What caught his attention in Mexico City were the demonstrations that often invade the city’s main avenues, proof, according to him, that the freedom of expression to which he aspires exists in this country.

At the restaurant where she still works in the trendy Juárez neighborhood, Li said Mexico was a land of opportunity for her and other Chinese who don’t have family in the United States to help them settle. She said she left China in part because of the competitive work culture and high real estate prices.

“In China, everyone saves money to buy a house, but it’s really expensive to have one,” she said.

Confident and with an infectious smile, Li said she hoped her skills as a sales promoter for Chinese tech giant Tencent Games would help her advance in Mexico.

She says she hasn’t met many Chinese women like her in Mexico City: newcomers, young and single.

Most of them are married and move to Mexico to be reunited with their husbands.

“Coming here is about facing something unknown,” she said.

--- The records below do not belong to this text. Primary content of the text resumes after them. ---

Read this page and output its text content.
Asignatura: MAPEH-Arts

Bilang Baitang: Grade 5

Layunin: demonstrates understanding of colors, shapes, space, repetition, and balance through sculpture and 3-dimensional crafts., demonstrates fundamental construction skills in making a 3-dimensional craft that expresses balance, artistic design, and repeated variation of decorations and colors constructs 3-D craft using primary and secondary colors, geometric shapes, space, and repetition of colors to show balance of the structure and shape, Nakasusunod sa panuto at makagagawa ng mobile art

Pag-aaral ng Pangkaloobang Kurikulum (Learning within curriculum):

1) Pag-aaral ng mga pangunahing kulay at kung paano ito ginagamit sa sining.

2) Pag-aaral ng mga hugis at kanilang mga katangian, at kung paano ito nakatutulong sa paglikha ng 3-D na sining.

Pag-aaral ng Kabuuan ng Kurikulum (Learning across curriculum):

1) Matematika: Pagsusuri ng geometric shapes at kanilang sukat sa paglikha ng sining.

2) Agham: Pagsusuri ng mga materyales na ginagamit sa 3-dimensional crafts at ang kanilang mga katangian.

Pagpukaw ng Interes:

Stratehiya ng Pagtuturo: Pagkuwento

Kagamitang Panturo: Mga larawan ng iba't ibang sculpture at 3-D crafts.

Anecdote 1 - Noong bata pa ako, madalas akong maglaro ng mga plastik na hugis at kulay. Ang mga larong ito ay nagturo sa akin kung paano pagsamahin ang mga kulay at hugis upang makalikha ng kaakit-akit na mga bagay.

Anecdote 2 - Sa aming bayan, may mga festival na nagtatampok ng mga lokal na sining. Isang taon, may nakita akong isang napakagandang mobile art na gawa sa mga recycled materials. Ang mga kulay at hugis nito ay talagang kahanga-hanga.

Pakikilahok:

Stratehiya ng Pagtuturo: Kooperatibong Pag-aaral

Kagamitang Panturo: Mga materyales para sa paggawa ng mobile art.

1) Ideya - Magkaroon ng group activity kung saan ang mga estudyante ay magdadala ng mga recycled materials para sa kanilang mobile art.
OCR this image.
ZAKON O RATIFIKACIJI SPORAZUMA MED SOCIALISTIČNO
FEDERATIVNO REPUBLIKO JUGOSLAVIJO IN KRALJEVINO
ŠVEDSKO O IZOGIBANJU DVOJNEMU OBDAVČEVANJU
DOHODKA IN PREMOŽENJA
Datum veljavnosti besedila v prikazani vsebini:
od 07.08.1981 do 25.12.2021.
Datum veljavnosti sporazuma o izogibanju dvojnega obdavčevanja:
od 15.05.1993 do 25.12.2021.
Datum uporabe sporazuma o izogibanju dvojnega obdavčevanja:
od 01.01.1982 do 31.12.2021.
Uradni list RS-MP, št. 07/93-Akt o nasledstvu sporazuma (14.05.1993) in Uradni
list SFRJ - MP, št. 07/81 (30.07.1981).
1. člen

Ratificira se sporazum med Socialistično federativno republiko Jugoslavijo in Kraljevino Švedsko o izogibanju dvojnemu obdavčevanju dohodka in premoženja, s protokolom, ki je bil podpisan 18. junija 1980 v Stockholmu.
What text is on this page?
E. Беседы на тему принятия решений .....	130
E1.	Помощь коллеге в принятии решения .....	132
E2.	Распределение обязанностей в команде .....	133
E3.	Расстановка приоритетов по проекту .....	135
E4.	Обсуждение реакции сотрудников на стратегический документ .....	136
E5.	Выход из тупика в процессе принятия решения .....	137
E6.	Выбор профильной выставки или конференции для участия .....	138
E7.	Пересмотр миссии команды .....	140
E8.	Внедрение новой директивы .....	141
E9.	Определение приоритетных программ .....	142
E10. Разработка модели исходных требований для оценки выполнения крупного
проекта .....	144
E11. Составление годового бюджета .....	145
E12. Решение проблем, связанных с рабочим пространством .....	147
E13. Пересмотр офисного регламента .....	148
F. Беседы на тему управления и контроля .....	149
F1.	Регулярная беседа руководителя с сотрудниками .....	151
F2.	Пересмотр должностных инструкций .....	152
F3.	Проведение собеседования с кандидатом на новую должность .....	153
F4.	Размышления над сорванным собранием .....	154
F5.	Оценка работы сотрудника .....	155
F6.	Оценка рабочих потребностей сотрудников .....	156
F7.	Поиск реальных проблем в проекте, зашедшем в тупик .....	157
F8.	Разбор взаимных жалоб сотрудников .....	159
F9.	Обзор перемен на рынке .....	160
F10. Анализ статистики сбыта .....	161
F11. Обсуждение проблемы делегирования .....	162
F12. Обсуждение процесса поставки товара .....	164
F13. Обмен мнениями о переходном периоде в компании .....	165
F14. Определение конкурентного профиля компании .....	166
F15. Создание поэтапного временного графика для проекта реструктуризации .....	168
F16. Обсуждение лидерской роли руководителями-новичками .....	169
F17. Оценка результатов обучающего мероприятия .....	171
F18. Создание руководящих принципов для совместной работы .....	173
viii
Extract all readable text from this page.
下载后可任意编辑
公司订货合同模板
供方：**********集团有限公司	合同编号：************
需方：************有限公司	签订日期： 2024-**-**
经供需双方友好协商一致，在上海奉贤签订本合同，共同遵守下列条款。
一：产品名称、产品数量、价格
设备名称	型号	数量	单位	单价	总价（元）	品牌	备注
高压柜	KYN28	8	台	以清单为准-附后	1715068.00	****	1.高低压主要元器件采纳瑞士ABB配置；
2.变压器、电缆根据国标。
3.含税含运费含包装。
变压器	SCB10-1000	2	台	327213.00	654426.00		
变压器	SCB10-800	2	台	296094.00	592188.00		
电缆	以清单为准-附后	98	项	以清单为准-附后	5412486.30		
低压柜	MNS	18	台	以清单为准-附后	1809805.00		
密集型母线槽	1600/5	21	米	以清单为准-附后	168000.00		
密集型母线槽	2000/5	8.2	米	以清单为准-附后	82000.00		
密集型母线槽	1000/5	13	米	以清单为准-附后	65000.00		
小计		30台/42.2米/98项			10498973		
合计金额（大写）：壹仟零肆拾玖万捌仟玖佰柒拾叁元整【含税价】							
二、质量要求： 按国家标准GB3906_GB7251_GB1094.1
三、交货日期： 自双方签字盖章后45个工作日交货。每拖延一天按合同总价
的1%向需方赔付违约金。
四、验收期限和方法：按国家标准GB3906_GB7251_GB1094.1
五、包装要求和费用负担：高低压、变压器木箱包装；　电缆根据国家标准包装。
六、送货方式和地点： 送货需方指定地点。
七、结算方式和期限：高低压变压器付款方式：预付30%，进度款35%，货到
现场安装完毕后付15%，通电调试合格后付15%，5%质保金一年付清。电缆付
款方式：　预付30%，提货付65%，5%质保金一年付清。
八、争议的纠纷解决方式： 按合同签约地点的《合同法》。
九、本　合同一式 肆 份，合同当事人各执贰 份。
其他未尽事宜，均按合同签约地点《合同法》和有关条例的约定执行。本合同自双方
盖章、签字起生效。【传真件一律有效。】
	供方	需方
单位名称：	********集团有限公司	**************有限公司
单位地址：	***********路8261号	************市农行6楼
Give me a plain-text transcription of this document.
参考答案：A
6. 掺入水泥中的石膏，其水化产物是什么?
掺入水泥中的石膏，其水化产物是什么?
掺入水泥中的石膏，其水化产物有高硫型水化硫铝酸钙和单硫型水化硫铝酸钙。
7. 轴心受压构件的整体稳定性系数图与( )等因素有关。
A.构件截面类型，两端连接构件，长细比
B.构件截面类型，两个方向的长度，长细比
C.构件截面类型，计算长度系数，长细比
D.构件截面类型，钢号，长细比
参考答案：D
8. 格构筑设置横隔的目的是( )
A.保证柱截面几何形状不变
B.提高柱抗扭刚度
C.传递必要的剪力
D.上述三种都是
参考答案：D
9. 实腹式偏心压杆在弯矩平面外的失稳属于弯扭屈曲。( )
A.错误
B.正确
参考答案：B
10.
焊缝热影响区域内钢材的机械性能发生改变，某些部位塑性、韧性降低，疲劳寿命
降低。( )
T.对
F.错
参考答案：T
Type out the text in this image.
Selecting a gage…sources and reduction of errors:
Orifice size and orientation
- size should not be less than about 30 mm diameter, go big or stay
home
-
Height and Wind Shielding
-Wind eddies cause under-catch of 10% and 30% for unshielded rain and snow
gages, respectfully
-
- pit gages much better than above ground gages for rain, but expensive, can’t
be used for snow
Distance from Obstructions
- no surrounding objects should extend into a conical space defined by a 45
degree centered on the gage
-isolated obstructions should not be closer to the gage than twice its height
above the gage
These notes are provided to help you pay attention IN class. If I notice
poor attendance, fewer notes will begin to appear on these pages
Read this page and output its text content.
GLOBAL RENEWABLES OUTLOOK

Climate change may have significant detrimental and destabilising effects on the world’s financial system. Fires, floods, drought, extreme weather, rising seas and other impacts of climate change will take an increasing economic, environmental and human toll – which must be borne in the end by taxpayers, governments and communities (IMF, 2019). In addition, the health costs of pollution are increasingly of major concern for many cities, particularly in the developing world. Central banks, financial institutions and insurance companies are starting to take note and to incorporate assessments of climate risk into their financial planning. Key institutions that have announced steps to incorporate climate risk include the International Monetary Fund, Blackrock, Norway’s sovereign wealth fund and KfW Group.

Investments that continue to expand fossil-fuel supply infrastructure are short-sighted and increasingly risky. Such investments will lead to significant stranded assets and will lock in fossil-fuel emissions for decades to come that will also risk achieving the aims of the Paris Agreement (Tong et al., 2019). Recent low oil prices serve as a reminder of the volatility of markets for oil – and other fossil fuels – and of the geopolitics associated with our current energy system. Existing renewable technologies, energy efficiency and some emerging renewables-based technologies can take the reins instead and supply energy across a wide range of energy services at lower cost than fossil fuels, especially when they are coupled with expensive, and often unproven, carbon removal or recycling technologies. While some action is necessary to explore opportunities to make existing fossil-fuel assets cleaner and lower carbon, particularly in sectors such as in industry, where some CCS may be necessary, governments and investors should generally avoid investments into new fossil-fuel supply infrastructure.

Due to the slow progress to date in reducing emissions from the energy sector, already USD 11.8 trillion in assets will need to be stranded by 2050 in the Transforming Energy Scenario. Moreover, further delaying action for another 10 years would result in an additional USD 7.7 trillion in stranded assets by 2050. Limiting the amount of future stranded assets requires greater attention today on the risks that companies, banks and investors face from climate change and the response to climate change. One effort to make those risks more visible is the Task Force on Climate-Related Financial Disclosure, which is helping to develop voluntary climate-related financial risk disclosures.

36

Li doesn’t know when she’ll be able to implement her ambitious plans, but she has ideas: she imagines, for example, that she could get chairs, tables and other furniture at a good price in Henan province. In the meantime, she’s selling furniture imported to Mexico by a Chinese friend on the e-commerce platform Mercado Libre.

“I’m not married, I don’t have a boyfriend, I’m alone with myself,” she said, “so I’m going to work hard and struggle.”